María Teresa de Borbón y Vallabriga, later Condesa de Chinchón 1783 oil on canvas overall: 134.5 x 117.5 cm (52 15/16 x 46 1/4 in.)
Although Goya is now best known for his innovative and incisive depictions of such themes as the excitement of the bullring and horrors of the Napoleonic wars, it was as a portraitist that he first gained fame among his countrymen. In 1783, Goya was called to Arenas de San Pedro by the Infante Don Luis, brother of Charles III, to paint a family portrait. He also painted individual portraits of family members such as this one.

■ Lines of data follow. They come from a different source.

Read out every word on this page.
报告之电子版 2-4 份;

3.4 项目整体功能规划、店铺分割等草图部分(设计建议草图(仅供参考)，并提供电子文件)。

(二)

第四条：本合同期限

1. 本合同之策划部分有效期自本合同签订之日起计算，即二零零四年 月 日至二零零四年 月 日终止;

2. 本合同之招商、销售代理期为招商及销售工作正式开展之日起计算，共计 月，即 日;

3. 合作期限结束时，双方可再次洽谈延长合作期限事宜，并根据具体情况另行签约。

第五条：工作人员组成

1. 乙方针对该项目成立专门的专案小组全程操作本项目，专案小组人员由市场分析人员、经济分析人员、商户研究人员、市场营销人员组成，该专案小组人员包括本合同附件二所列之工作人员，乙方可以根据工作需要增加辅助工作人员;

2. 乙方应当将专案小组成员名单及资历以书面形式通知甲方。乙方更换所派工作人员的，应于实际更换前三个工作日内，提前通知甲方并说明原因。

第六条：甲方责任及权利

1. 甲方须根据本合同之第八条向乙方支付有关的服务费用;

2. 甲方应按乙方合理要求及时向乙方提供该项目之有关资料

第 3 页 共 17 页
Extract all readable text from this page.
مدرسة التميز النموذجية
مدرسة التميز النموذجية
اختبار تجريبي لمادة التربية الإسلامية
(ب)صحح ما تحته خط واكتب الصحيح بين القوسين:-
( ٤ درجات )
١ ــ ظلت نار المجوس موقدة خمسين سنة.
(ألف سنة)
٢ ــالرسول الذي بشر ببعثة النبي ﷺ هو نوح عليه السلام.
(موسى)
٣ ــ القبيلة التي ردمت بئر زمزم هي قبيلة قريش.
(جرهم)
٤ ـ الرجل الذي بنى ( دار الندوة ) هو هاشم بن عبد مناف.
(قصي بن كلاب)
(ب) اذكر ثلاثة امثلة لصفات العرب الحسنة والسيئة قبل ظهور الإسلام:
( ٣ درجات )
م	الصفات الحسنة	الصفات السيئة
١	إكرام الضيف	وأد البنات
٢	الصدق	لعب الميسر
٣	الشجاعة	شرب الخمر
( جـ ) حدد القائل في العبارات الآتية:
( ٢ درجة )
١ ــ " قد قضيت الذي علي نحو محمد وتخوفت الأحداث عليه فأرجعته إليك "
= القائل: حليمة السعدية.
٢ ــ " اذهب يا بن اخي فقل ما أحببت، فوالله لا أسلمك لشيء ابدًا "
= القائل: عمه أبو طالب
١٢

Ingenuous but self-assured, the future countess wears the fashionable attire of a lady of the Spanish court as she poses at the edge of a terrace. She gazes out at the viewer with an innocence very much in contrast with her adult costume and mature stance. In the style of earlier "grand-manner" portraiture, Goya may have manipulated the setting to enhance the image of the diminutive sitter, perhaps adjusting the scale of the parapet to her size and placing the wall close to her.
This is one of four portraits by Goya of María Teresa, with whom he maintained a lifelong sympathetic relationship. One of the most tragic figures at the court of Charles IV, the countess was trapped in a humiliating marriage to the King's minister, Manuel Godoy, arranged by the Queen, Maria Luisa, for her own duplicitous purposes.